We often hear groups of people described as ‘high risk’ in the context of COVID.  The problem is that this means three different things, and they often aren’t distinguished clearly

  • People who have a relatively high exposure to coronavirus, so they are more likely to catch it: nurses, doctors, supermarket staff, police (high probability)
  • People who are more likely to get seriously sick if they do become infected: elderly, immunocompromised, people with chronic lung disease (high consequence)
  • People who are more likely to spread the infection if they get it. Some overlap with the first group, but also migrant workers, prisoners, and at least in the US, meat processing workers. (high transfer)

The second group are very different from the others. Suppose you were doing intensive testing to try to see if there was undetected community transmission of COVID.  You’d definitely want to test the first group, because that’s where you’re most likely to find the virus, and you might want to test the last group, because missing it there would be serious (as it was in Singapore).  You might well not go after the second group, because the safest thing for them is isolation — having a bunch of health workers barge in and stick swabs up their noses is unpleasant and possibly risky.  You’d absolutely want to test the second group if there was any indication of symptoms or exposure, but not just in the ordinary course of business.  The three groups are different.

Even Cory Doctorow confused the first and second groups a bit, in his rant about the risks of contact-notification apps

The proximity sensing they do is going to miss out on people who don’t have smartphones and/or don’t have the technological savvy to install them.
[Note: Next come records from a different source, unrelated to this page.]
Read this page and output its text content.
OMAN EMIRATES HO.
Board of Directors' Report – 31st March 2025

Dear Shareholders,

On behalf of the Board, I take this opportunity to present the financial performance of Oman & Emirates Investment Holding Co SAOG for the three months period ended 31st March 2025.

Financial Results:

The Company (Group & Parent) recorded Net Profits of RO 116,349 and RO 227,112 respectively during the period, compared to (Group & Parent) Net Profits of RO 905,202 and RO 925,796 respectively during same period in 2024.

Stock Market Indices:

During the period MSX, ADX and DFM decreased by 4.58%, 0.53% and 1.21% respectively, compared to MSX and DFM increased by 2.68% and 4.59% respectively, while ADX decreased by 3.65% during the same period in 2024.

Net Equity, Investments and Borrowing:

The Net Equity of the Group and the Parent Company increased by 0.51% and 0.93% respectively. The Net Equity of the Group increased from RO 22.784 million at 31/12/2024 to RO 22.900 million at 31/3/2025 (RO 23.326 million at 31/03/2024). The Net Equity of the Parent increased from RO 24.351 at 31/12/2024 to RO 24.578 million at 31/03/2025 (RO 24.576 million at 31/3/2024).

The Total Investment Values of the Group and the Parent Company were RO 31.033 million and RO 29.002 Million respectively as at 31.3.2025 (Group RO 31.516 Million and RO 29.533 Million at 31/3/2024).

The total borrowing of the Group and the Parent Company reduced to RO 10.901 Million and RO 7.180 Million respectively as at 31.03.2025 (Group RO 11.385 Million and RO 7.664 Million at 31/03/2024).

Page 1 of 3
That overlaps broadly with the most at-risk groups: elderly people and poor people.

Epidemiology is a team sport and the most vulnerable people are the MVPs on the team. “Our app will tell you if you came in contact with an infected person (but not if that person is from the most likely group of infected people)” is a fundamentally broken premise.

Elderly people are a ‘high consequence’ group — infection is serious for them. They aren’t a ‘high probability’ group — there’s no special reason why elderly people in the community would be more likely to get infected (or in residential facilities, if good care is taken)

May 5, 2020

NZ net excess mortality

Nice story by Farah Hancock at Newsroom, on NZ mortality data.

In places with less successful control of COViD-19, there has been a spike in deaths confirmed as due to coronavirus, and also a spike in other deaths.  In New Zealand, there hasn’t been — there isn’t any clear excess over the average for the time of year.  There undoubtedly have been deaths due to coronavirus, but there have also been deaths prevented by the lockdown (on the roads, for example), and there may well have been deaths caused by the lockdown (eg, people not getting heart attacks treated promptly), but the overall trends are spectacularly unlike those in New York City, which has not quite twice the population of New Zealand and over 20,000 net excess deaths.

There’s still plenty of time for NZ to catch up to outbreaks in other parts of the world. Let’s not do that.